ThinkCenter UEFI hack

2026/06/10 [nix] [linux]

I have an old Lenovo ThinkCenter M91p, which I use to host BorgBackup repository and my music library with Navidrome.

Up untill last week I had NixOS installed on it with Legacy Boot. It worked fine for a while, but after an update, GRUB started to complain that it couldn’t find /grub/i386-pc/normal.mod file anymore. I suspect that it had to do something with me pairing it with BTRFS partition.

Without looking too much into it, I decided to finally take my time and setup NixOS with UEFI. After all, because of nix, I have to only deal with this once (right?).
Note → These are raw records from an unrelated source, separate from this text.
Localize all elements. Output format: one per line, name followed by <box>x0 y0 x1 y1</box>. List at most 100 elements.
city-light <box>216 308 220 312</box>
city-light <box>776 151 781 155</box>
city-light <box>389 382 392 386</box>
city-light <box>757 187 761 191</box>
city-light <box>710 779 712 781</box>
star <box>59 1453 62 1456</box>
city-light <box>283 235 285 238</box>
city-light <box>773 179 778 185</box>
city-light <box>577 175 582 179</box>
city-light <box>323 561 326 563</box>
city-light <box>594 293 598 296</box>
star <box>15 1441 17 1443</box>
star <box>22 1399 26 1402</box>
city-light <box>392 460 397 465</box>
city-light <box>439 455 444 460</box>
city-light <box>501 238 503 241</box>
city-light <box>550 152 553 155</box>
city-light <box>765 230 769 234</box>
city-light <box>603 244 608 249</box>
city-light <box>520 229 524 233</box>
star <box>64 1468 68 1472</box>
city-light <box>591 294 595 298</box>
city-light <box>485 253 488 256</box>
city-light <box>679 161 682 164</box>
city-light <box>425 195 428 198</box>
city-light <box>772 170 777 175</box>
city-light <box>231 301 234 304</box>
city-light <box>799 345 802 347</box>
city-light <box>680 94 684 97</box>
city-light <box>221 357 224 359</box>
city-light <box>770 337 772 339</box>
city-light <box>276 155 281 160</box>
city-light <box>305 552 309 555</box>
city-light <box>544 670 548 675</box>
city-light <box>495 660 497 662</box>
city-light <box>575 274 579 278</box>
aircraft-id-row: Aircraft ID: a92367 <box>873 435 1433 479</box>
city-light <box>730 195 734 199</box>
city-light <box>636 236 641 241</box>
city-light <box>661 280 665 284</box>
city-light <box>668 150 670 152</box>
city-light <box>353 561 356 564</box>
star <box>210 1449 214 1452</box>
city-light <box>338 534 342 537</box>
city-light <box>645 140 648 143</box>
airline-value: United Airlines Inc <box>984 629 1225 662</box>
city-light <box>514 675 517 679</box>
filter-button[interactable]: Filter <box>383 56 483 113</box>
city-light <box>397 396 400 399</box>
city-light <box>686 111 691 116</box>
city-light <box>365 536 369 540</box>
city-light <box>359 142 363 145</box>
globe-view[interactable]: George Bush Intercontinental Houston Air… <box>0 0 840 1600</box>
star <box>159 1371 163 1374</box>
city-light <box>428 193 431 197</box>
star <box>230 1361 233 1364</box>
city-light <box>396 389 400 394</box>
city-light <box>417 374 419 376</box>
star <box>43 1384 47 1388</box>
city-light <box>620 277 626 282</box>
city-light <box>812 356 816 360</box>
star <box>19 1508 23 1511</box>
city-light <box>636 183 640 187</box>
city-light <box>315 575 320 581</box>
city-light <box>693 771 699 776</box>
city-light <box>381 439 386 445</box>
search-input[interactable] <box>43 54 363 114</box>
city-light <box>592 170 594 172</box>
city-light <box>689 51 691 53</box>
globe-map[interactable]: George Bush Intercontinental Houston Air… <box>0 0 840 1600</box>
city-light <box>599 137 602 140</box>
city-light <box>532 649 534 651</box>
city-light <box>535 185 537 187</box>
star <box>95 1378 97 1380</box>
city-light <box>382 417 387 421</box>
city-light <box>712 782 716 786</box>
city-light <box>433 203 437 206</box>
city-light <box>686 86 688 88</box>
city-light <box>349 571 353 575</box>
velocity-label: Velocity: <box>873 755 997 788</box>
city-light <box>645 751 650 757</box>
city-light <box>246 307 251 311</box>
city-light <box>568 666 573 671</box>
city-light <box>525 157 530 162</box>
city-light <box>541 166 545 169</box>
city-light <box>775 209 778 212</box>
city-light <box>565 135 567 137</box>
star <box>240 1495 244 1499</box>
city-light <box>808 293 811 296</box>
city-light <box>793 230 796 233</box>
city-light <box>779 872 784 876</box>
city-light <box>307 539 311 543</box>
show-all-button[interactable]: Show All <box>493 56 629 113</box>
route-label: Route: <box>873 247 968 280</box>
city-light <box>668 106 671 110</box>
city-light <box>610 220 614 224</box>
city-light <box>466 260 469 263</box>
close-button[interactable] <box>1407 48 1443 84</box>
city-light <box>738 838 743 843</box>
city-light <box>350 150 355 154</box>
I knew that ThinkCenters UEFI implementation did not follow standards. You can tell immediately by installing linux distribution of your choice and being greeted with this message after reboot:

Error 1962 “No Operating System Found”

After digging through “the internet” I have found a solution:

This is an error specific to some models of Lenovo computers. […] To fix this issue you need to add a custom EFI entry from within the live environment. You will name the custom entry “Windows Boot Manager” to trick the BIOS. Here’s an example on how to do that:

sudo efibootmgr -c \
  -d /dev/sda1 -p 1 \
  -L "Windows Boot Manager" \
  -l "\EFI\boot\grubx64.efi"

Interesting, should be fairly easy to add this to my config:

boot.loader.systemd-boot.extraInstallCommands =
let
  efimgr = "${pkgs.efibootmgr}/bin/efibootmgr";
  grep = "${pkgs.toybox}/bin/grep";
  new = "Windows Boot Manager";
  old = "Linux Boot Manager";
in
''
  echo "Applying 'ThinkCenter' hack"
  ${efimgr} --label "${old}" -B -q 2>/dev/null || echo "EFI entry '${old}' already deleted"
  if [ -z "$(${efimgr} | ${grep} "${new}")" ]; then
    echo "Creating '${new}' EFI entry"
    ${efimgr} --create -q \
        --label "${new}" \
        --loader '\EFI\systemd\systemd-bootx64.efi' \
        --disk ${cfg.device} \
        --part 1
  else
    echo "EFI entry '${new}' already exists"
  fi
'';

Lets see how long it takes before this breaks.